Отвлекали ещё коробейники, идущие бесконечным табором через весь состав. Наперебой предлагали книги, газеты, поливочные шланги, универсальные гаечные ключи, шторки, мочалки, средства для выведения пятен. Несколько выбивался из этого потока инвалид с песней. Он исполнял её под минус в магнитофоне, тоненько и жалобно: “Тринадцатый поезд, тринадцатый поезд несё-о-от меня вдаль!..” – и я бросил ему горсть мелочи.
От отчаяния в главе о Шопенгауэре я подчеркнул единственную фразу, содержание которой кое-как понял: “Сущность мира лишена рационального начала. Неудивительно, что подобный мир являет собой арену бесконечных ужасов и страданий”.
Отложив непроходимую “Философию”, я остаток дороги вслушивался в невнятный голос из динамика, объявляющий станции, – боялся прозевать Загорск. Спросил у сидящего напротив старика с колдовской бутафорской бородой: скоро ли? И он ответил: “Скоро”.
*****
В Загорске вышла почти вся электричка. Но уже через пару минут вокзальная площадь снова опустела. Разъехались маршрутки, отбыл рейсовый автобус, и остались лишь неприкаянные такси.

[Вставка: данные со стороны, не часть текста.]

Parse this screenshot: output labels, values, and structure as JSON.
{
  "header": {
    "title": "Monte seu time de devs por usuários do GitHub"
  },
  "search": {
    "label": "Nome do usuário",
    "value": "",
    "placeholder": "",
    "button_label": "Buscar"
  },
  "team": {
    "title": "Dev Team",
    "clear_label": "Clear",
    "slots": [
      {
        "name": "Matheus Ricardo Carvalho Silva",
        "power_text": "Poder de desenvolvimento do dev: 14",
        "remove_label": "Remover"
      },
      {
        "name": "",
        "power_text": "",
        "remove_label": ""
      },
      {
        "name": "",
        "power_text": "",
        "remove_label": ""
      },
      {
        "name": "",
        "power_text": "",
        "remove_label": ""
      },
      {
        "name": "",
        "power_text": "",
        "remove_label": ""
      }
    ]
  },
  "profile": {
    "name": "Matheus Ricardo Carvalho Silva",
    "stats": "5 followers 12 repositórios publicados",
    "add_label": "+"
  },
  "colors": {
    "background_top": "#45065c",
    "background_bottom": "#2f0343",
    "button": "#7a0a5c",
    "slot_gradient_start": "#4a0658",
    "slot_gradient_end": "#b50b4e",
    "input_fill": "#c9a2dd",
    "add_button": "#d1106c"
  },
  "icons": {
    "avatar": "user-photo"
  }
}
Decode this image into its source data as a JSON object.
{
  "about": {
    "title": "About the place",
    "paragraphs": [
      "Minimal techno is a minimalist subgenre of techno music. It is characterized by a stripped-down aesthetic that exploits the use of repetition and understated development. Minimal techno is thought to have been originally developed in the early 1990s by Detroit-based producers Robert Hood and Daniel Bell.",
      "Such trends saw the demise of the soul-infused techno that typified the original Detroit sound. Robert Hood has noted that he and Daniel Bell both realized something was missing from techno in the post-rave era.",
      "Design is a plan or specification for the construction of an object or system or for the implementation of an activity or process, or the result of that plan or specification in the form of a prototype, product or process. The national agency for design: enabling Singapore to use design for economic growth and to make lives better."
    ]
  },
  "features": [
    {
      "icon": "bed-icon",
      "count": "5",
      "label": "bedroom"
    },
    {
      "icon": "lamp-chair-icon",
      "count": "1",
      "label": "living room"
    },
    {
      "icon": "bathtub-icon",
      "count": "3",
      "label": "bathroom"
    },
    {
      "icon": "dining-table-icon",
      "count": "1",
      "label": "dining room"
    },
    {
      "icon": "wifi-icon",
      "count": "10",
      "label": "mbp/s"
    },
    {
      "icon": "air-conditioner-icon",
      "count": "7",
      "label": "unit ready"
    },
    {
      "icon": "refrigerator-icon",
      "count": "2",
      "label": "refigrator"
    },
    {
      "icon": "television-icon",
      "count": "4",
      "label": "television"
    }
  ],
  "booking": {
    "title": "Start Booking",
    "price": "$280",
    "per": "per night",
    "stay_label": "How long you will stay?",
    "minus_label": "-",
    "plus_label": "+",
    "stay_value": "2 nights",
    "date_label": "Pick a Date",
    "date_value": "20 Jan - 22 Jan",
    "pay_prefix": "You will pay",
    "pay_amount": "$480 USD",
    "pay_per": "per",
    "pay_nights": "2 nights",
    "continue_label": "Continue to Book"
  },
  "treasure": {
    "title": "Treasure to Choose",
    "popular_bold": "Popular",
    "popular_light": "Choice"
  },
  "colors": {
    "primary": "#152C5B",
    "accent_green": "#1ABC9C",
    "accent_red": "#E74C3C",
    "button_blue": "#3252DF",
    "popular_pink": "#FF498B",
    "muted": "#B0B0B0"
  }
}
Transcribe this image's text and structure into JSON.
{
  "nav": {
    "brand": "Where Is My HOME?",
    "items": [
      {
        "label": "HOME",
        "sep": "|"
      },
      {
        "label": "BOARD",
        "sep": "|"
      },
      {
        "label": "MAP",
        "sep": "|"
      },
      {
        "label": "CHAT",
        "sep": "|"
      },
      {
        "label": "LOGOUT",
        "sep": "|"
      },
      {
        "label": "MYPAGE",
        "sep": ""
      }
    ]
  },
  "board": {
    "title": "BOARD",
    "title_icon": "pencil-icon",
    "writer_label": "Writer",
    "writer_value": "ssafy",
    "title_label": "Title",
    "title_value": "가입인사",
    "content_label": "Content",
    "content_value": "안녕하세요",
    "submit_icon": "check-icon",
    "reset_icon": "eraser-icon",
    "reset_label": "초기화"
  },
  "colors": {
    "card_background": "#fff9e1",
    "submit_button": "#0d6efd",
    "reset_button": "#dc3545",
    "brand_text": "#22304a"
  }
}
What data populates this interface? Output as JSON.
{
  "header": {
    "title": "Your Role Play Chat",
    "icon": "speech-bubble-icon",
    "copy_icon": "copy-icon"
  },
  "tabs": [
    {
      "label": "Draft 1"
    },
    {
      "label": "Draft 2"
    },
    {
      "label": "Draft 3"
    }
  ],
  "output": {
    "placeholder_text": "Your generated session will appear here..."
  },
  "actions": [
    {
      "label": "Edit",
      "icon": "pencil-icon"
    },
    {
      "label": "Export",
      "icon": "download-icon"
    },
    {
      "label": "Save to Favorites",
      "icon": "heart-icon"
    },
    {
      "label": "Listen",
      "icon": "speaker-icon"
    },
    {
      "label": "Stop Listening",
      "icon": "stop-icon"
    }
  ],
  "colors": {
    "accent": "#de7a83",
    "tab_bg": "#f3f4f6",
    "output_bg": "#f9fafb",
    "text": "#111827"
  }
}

Никитин джип стоял неподалёку от павильона “Евросети”. Я шёл и чувствовал, как чудовищно, до ватной дрожи в ногах, волнуюсь. Я мог сколько угодно себя убеждать, будто приехал в Загорск ради заработков, но суть-то была самая неприглядная – мне нравилась женщина моего брата и я на что-то надеялся.
Я подумал, что Никита, наверное, следит за мной сквозь тонированное стекло, и постарался скопировать его командорскую поступь.
Открыл дверь джипа, сказал нарочито бодрым голосом:
– Привет, Никита!
– Здоро́во… – он отозвался. Сказал строго: – Ты погоди сумку в салон пихать! Она чистая?
– Вроде да. На грязное точно не ставил.
– Тогда кидай на заднее сиденье. – Одобрительно удивился: – Одна, что ли? Ты, я погляжу, аскет… Ну, велкам ту Загорск, Володька!
В этот раз Никита не мерялся силой, ладонь его была расслабленной, почти дряблой. Очевидно, так у брата проявлялось дружелюбие. За прошедшие полторы недели он выборочно оброс неряшливой щетиной.